You are currently viewing Affaire Melike c. Turquie : La Cour européenne des droits de l’Homme considère qu’un « like » sur Facebook est protégé au nom de la liberté d’expression

 

Dans le cadre de l’affaire Melike c. Turquie1, la Cour européenne des droits de 
l’Homme (CEDH) reconnait la disproportionnalité du licenciement d’une employée 
contractuelle de l’éducation nationale turque, en conséquence des mentions 
« J’aime » qu’elle avait ajouté sur certains contenus Facebook lors de l’exercice 
de sa liberté d’expression.

Une fois les voies de recours internes épuisées, la requérante a saisi la CEDH pour violation de l’article 10 de la Convention européenne en argumentant qu’appuyer sur le bouton « J’aime » est un exercice relevant de sa liberté d’expression.

Néanmoins, les autorités turques ont considéré que la requérante était coupable de l’infraction de « perturber la paix, la tranquillité et l’ordre du lieu de travail à des fins idéologiques et politiques, faire un boycott ou une occupation, avoir des comportements visant à empêcher la conduite des services publics et provoquer et encourager ces actes » qui était prévue dans sa convention collective de travail applicable à l’époque des faits. (§45)

La Cour commence son raisonnement par constater que l’emploi de la mention « J’aime » sur les réseaux sociaux constitue clairement « une forme courante et populaire d’exercice de la liberté d’expression en ligne. » (§44)

La disproportionnalité entre l’ingérence et le but légitime poursuivi

Par conséquent, il reste à déterminer le rapport de proportionnalité entre l’ingérence dans l’exercice du droit de réponse de la requérante à sa liberté d’expression et le but légitime poursuivi par les autorités turques.

Dans le cadre de l’examen de proportionnalité à l’égard de la sanction infligée à la requérante, à savoir la résiliation immédiate du contrat de travail sans droit à indemnisation. La Cour Strasbourgeoise prend en compte trois critères ; le contenu des publications « aimées », le statut de l’employée et l’impact ainsi que la nature de la mention « J’aime » dans le sens ou le like est constitutif ou pas d’une volonté active sur le réseau social.

D’abord, elle constate que le contenu desdites publications concerne un débat d’intérêt général pour laquelle la Cour doit garantir « un niveau élevé de protection de la liberté d’expression » selon l’article 10 § 2 de la Convention européenne des droits de l’homme.
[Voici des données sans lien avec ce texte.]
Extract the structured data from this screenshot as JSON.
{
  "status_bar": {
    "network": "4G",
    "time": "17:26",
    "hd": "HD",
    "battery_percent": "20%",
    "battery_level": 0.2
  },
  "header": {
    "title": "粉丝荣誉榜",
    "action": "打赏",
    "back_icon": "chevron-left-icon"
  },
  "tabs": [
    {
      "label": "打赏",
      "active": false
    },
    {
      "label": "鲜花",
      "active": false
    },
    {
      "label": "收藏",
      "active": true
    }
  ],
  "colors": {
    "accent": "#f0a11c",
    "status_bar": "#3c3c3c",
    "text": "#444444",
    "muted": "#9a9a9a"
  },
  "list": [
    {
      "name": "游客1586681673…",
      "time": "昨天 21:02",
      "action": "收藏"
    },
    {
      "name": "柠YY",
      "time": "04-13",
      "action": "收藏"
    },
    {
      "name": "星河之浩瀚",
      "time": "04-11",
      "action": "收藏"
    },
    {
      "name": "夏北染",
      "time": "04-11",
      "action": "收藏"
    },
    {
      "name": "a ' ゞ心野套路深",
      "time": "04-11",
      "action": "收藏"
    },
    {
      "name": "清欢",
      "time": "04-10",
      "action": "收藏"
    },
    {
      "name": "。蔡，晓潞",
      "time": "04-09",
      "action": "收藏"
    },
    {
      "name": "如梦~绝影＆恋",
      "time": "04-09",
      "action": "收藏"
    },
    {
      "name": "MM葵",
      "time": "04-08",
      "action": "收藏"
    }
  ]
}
Ensuite la Cour rappelle que le statut de la requérante en tant qu’employée, ne doit pas se confondre avec le statut d’une fonctionnaire qui sera nécessairement accompagné du devoir de loyauté, de réserve et de discrétion envers son employeur. Au contraire, en l’espèce, la requérante en charge du nettoyage dans une école2, est une employée contractuelle soumise au droit du travail. Par conséquent le devoir de loyauté ne peut pas être autant accentué comme celui d’une fonctionnaire, car la requérante, en l’espèce, n’est pas à proprement parler une fonctionnaire.

Une gradation dans l’usage de la liberté d’expression sur les réseaux sociaux3

Enfin, la CEDH applique une gradation dans l’usage de la liberté d’expression en soulignant la différence entre l’emploi de la mention « J’aime » et le fait de partager ou bien rédiger une publication.

En effet, elle considère que « l’acte d’ajouter une mention « J’aime » sur un contenu ne peut être considéré comme portant le même poids qu’un partage de contenu sur les réseaux sociaux » en constatant qu’une mention « J’aime » « exprime seulement une sympathie à l’égard d’un contenu publié, et non pas une volonté active de sa diffusion ». (§51)

Quant à l’impact de la mention « J’aime », la Cour souligne que la requérante qui a une représentativité limitée dans son lieu de travail, n’avait pas une notoriété et « que ses activités sur Facebook ne pouvaient pas avoir un impact significatif sur les élèves, les parents d’élèves, les professeurs et d’autres employés. »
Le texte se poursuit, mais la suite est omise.